Основания морали - страница 21
Если умственно неразвитый человек счастлив, смотря телевизор, но чувствует себя несчастным, читая Платона, Милля или Дж. Мура, будет жестоко и даже просто глупо заставлять его читать только потому, что, по вашему убеждению, такая литература способна осчастливить гения. Вряд ли будет более «нравственно», если обычный человек станет мучить или изнурять себя чтением высокоинтеллектуальных книг вместо детективов (при условии что эти последние доставляют ему настоящее удовольствие). Нравственную жизнь не следует смешивать с интеллектуальной. Нравственная жизнь состоит в таком поведении, которое способствует обретению максимального долговременного счастья, доступного для данного конкретного человека, а также побуждает его сотрудничать с другими в меру отпущенных ему возможностей; ее нельзя понимать как следование некоему абстрактно гипотетическому «долженствованию».
Однако этот криптоснобистский стандарт вновь и вновь выдвигается теоретиками этики. На одной из многих фаз своей эволюции в качестве такого теоретика Бертран Рассел однажды привел платоновское сравнение с жизнью устрицы, получающей удовольствие безо всякого знания. Представьте несознаваемое удовольствие, столь сильное и долгое, сколь вам угодно, и подумайте: выберете вы его? Сантаяна ответил: «Здесь английский читатель, как и краснеющий греческий мальчик, наверное, должен инстинктивно ответить: нет! Это argumentum ad hominem (а в этике других доводов не бывает); но человек, дающий желаемый ответ, дает его не потому, что ответ самоочевиден (это не так), а потому, что он человек нужного типа.
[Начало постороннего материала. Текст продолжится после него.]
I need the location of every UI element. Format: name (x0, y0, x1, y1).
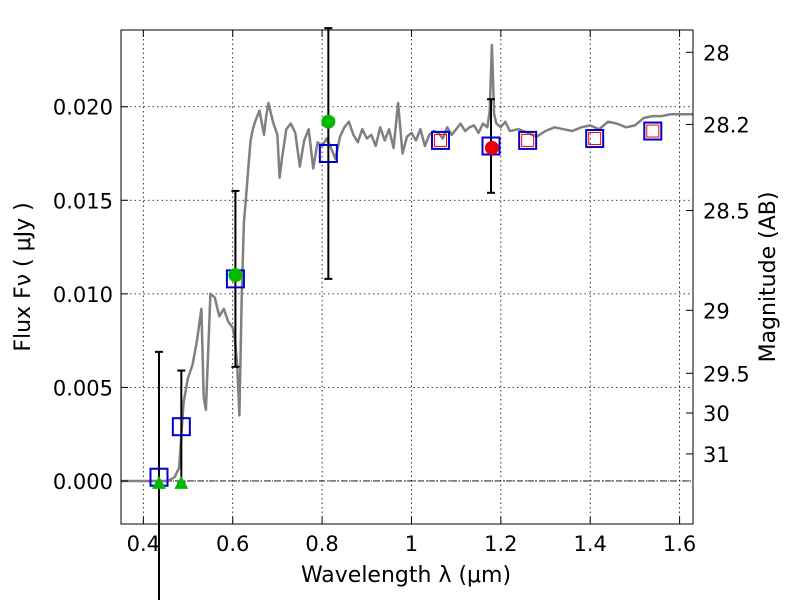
inner-square-marker (646, 124, 660, 138)
x-axis-label: Wavelength λ (μm) (301, 563, 511, 588)
inner-square-marker (434, 133, 448, 147)
mag-tick-label: 30 (703, 402, 730, 426)
square-marker (318, 144, 338, 163)
axis-ticks: 0.4 0.6 0.8 1 1.2 1.4 1.6 0.000 0.005 0.010 0.015 0… (53, 30, 750, 556)
y-tick-label: 0.015 (53, 189, 113, 213)
x-tick-label: 1.2 (484, 532, 517, 556)
circle-marker (228, 268, 243, 283)
y-tick-label: 0.010 (53, 283, 113, 307)
x-tick-label: 1.6 (663, 532, 696, 556)
x-tick-label: 0.6 (216, 532, 249, 556)
inner-square-marker (588, 132, 602, 146)
square-marker (171, 417, 191, 437)
mag-tick-label: 28 (703, 41, 730, 65)
mag-tick-label: 31 (703, 443, 730, 467)
x-tick-label: 1.4 (574, 532, 607, 556)
triangle-marker (151, 475, 166, 489)
error-bars (154, 27, 496, 600)
x-tick-label: 0.8 (305, 532, 338, 556)
spectrum-line (121, 43, 693, 483)
data-markers (149, 114, 663, 489)
circle-marker (484, 140, 499, 155)
square-marker (585, 129, 605, 149)
y-axis-label: Flux Fν ( μJy ) (11, 202, 36, 351)
y-tick-label: 0.000 (53, 470, 113, 494)
x-tick-label: 1 (405, 532, 418, 556)
square-marker (643, 121, 663, 141)
y-tick-label: 0.020 (53, 96, 113, 120)
plot-frame (120, 29, 694, 525)
inner-square-marker (521, 133, 535, 147)
mag-tick-label: 29.5 (703, 362, 750, 386)
mag-tick-label: 29 (703, 299, 730, 323)
y-tick-label: 0.005 (53, 376, 113, 400)
x-tick-label: 0.4 (127, 532, 160, 556)
circle-marker (321, 114, 336, 129)
model-spectrum (121, 43, 693, 483)
triangle-marker (174, 475, 189, 489)
mag-tick-label: 28.2 (703, 113, 750, 137)
mag-tick-label: 28.5 (703, 199, 750, 223)
square-marker (431, 130, 451, 150)
square-marker (518, 130, 538, 150)
right-axis-label: Magnitude (AB) (756, 192, 781, 363)
grid-lines (121, 30, 693, 524)
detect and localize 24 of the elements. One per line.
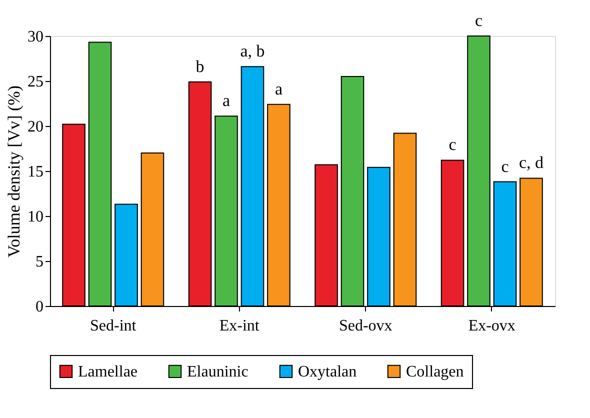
annotation: a	[274, 79, 283, 98]
annotation: a, b	[240, 42, 265, 61]
legend-label: Lamellae	[78, 363, 138, 380]
x-tick-label: Sed-ovx	[338, 318, 392, 334]
y-tick-label: 30	[28, 28, 44, 46]
y-tick-label: 20	[28, 118, 44, 136]
y-tick-label: 15	[28, 164, 44, 180]
legend-label: Elauninic	[187, 363, 248, 380]
y-tick-label: 5	[36, 254, 44, 270]
y-tick-label: 25	[28, 74, 44, 90]
annotation: c	[501, 156, 510, 176]
y-tick-label: 0	[36, 298, 44, 316]
x-tick-label: Sed-int	[90, 318, 137, 334]
annotation: c	[448, 135, 457, 154]
annotation: a	[222, 91, 230, 110]
y-tick-label: 10	[28, 208, 44, 226]
annotation: c, d	[518, 153, 544, 172]
legend-label: Oxytalan	[298, 363, 357, 380]
annotation: c	[474, 11, 483, 30]
annotation: b	[196, 56, 204, 76]
x-tick-label: Ex-ovx	[468, 318, 516, 334]
x-tick-label: Ex-int	[219, 318, 260, 334]
y-axis-title: Volume density [Vv] (%)	[4, 85, 24, 258]
legend-label: Collagen	[406, 363, 464, 380]
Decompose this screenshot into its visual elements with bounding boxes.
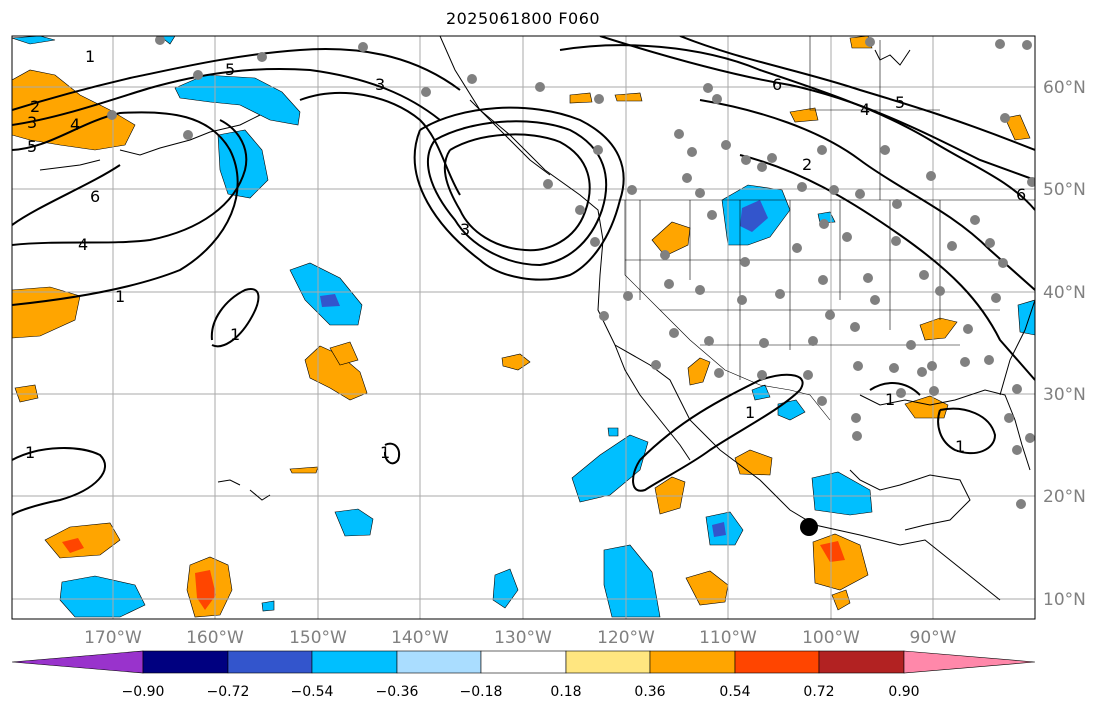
colorbar-tick: −0.36: [376, 684, 419, 700]
contour-label: 1: [115, 287, 125, 306]
contour-lines: [12, 36, 1035, 516]
contour-label: 2: [30, 97, 40, 116]
contour-label: 5: [225, 60, 235, 79]
contour-label: 2: [802, 155, 812, 174]
lon-label: 120°W: [597, 628, 655, 648]
colorbar-extend-high: [903, 650, 1036, 674]
lat-label: 30°N: [1043, 385, 1086, 405]
contour-label: 3: [375, 75, 385, 94]
lon-label: 100°W: [802, 628, 860, 648]
contour-label: 5: [895, 93, 905, 112]
lat-label: 40°N: [1043, 283, 1086, 303]
lat-label: 20°N: [1043, 487, 1086, 507]
contour-label: 1: [885, 390, 895, 409]
station-dots: [107, 36, 1035, 509]
contour-label: 1: [230, 325, 240, 344]
contour-label: 6: [90, 187, 100, 206]
contour-label: 1: [380, 443, 390, 462]
map-title: 2025061800 F060: [445, 9, 601, 28]
lat-label: 60°N: [1043, 78, 1086, 98]
contour-label: 1: [25, 443, 35, 462]
colorbar-tick: 0.72: [803, 684, 834, 700]
location-marker: [800, 518, 818, 536]
lat-label: 10°N: [1043, 590, 1086, 610]
colorbar-tick: −0.18: [460, 684, 503, 700]
lon-label: 150°W: [289, 628, 347, 648]
colorbar-tick: 0.54: [719, 684, 750, 700]
contour-label: 1: [85, 47, 95, 66]
lon-label: 90°W: [910, 628, 957, 648]
contour-label: 6: [1016, 185, 1026, 204]
contour-labels: 1 2 3 4 5 6 4 1 5 3 3 1 1 1 6 4 5 2 6 1 …: [25, 47, 1026, 462]
colorbar-ticks: −0.90 −0.72 −0.54 −0.36 −0.18 0.18 0.36 …: [122, 684, 920, 700]
lon-label: 170°W: [84, 628, 142, 648]
colorbar: [11, 650, 1036, 674]
contour-label: 5: [27, 137, 37, 156]
colorbar-tick: −0.72: [207, 684, 250, 700]
contour-label: 1: [955, 437, 965, 456]
colorbar-tick: 0.36: [634, 684, 665, 700]
colorbar-tick: 0.90: [888, 684, 919, 700]
lon-label: 130°W: [494, 628, 552, 648]
contour-label: 3: [460, 220, 470, 239]
strong-negative-fill: [320, 200, 768, 537]
contour-label: 4: [78, 235, 88, 254]
political-borders: [598, 36, 1035, 421]
colorbar-tick: −0.90: [122, 684, 165, 700]
map-content: 1 2 3 4 5 6 4 1 5 3 3 1 1 1 6 4 5 2 6 1 …: [12, 36, 1035, 619]
colorbar-tick: 0.18: [550, 684, 581, 700]
positive-anomaly-fill: [12, 36, 1031, 618]
latitude-labels: 60°N 50°N 40°N 30°N 20°N 10°N: [1043, 78, 1086, 610]
colorbar-tick: −0.54: [291, 684, 334, 700]
colorbar-extend-low: [11, 650, 144, 674]
graticule: [12, 36, 1035, 619]
lon-label: 110°W: [699, 628, 757, 648]
lon-label: 140°W: [391, 628, 449, 648]
longitude-labels: 170°W 160°W 150°W 140°W 130°W 120°W 110°…: [84, 628, 957, 648]
strong-positive-fill: [62, 538, 845, 610]
map-frame: [11, 35, 1036, 620]
lon-label: 160°W: [186, 628, 244, 648]
coastlines: [39, 36, 1035, 601]
lat-label: 50°N: [1043, 180, 1086, 200]
contour-label: 6: [772, 75, 782, 94]
contour-label: 1: [745, 403, 755, 422]
contour-label: 4: [70, 115, 80, 134]
contour-label: 4: [860, 100, 870, 119]
contour-label: 3: [27, 113, 37, 132]
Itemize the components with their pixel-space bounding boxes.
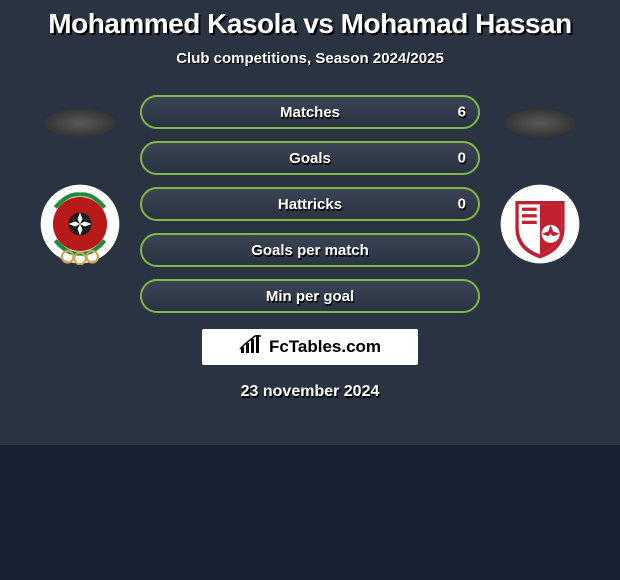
watermark-text: FcTables.com — [269, 337, 381, 357]
comparison-title: Mohammed Kasola vs Mohamad Hassan — [0, 8, 620, 40]
player-left-column — [20, 95, 140, 265]
stats-area: Matches 6 Goals 0 Hattricks 0 Goals per … — [0, 95, 620, 313]
comparison-panel: Mohammed Kasola vs Mohamad Hassan Club c… — [0, 0, 620, 445]
watermark: FcTables.com — [202, 329, 418, 365]
stat-bars: Matches 6 Goals 0 Hattricks 0 Goals per … — [140, 95, 480, 313]
stat-bar-hattricks: Hattricks 0 — [140, 187, 480, 221]
generated-date: 23 november 2024 — [0, 383, 620, 401]
club-crest-right — [499, 183, 581, 265]
club-crest-left — [39, 183, 121, 265]
stat-bar-matches: Matches 6 — [140, 95, 480, 129]
player-left-silhouette — [45, 109, 115, 137]
stat-bar-goals-per-match: Goals per match — [140, 233, 480, 267]
stat-bar-goals: Goals 0 — [140, 141, 480, 175]
stat-value-right: 0 — [458, 196, 466, 213]
comparison-subtitle: Club competitions, Season 2024/2025 — [0, 50, 620, 67]
stat-label: Goals — [289, 150, 331, 167]
stat-label: Hattricks — [278, 196, 342, 213]
player-right-silhouette — [505, 109, 575, 137]
stat-label: Goals per match — [251, 242, 369, 259]
stat-value-right: 0 — [458, 150, 466, 167]
stat-value-right: 6 — [458, 104, 466, 121]
stat-label: Min per goal — [266, 288, 354, 305]
stat-bar-min-per-goal: Min per goal — [140, 279, 480, 313]
player-right-column — [480, 95, 600, 265]
stat-label: Matches — [280, 104, 340, 121]
chart-icon — [239, 335, 263, 360]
Перспектива уподобиться устрице шокирует его. Однако неизменное удовольствие, без памяти или рефлексии, без изнурительного смешения разнородных образов – это именно то, что считает благом мистик, сластолюбец, а возможно, и устрица… Если люди не в силах представить, как можно удовлетвориться чистым удовольствием в качестве конечной цели, значит, таково требование их воображения, или, лучше сказать, это результат того, что ими владеет воображение исключительно человеческого свойства»>10.
Давайте продолжим рассуждение Сантаяны чуть дальше. Допустим, теоретик этики спрашивает: «Представьте, что вы можете получить больше удовольствия (и немедленно, и в долгосрочной перспективе) от пьес Шекспира, чем получаете сейчас, но при этом никогда не будете их читать, смотреть или слушать и не будете иметь о них вообще никакого представления. Согласны вы на такое удовольствие?» Любой поклонник Шекспира почти наверняка ответит отрицательно. Но разве его ответ не будет объясняться тем, что он просто не в силах представить такую гипотетическую возможность, не способен вообразить себя получающим удовольствие от Шекспира без чтения или лицезрения его пьес? Удовольствие вряд ли можно помыслить как чистую абстракцию, т. е. отдельно от конкретного удовольствия.
Тут антигедонист может с торжеством сказать: если люди отказываются заменять один вид удовольствия другим видом или одно качество удовольствия другим качеством, значит, у них есть еще какой-то критерий оценки помимо «количества». На это следует возразить, что критерий, который он применяет к конкретным интеллектуальным, или «возвышенным», удовольствиям, с таким же успехом можно применить и к конкретным чувственным, плотским, или «низким», удовольствиям. Зададим вопрос сластолюбцу: «Представь, что каким-то образом ты сможешь получить больше удовольствия, чем получил бы от соития с самой соблазнительной женщиной в мире, но только без физического сношения. Захотел бы ты иметь это более сильное, но нечувственное удовольствие?». Любой сластолюбец почти наверняка ответит решительным отказом, и по той же самой причине, что наш поклонник Шекспира. Люди не способны вообразить совершенно абстрактное удовольствие или поверить в его возможность; их представлению доступны только конкретные удовольствия.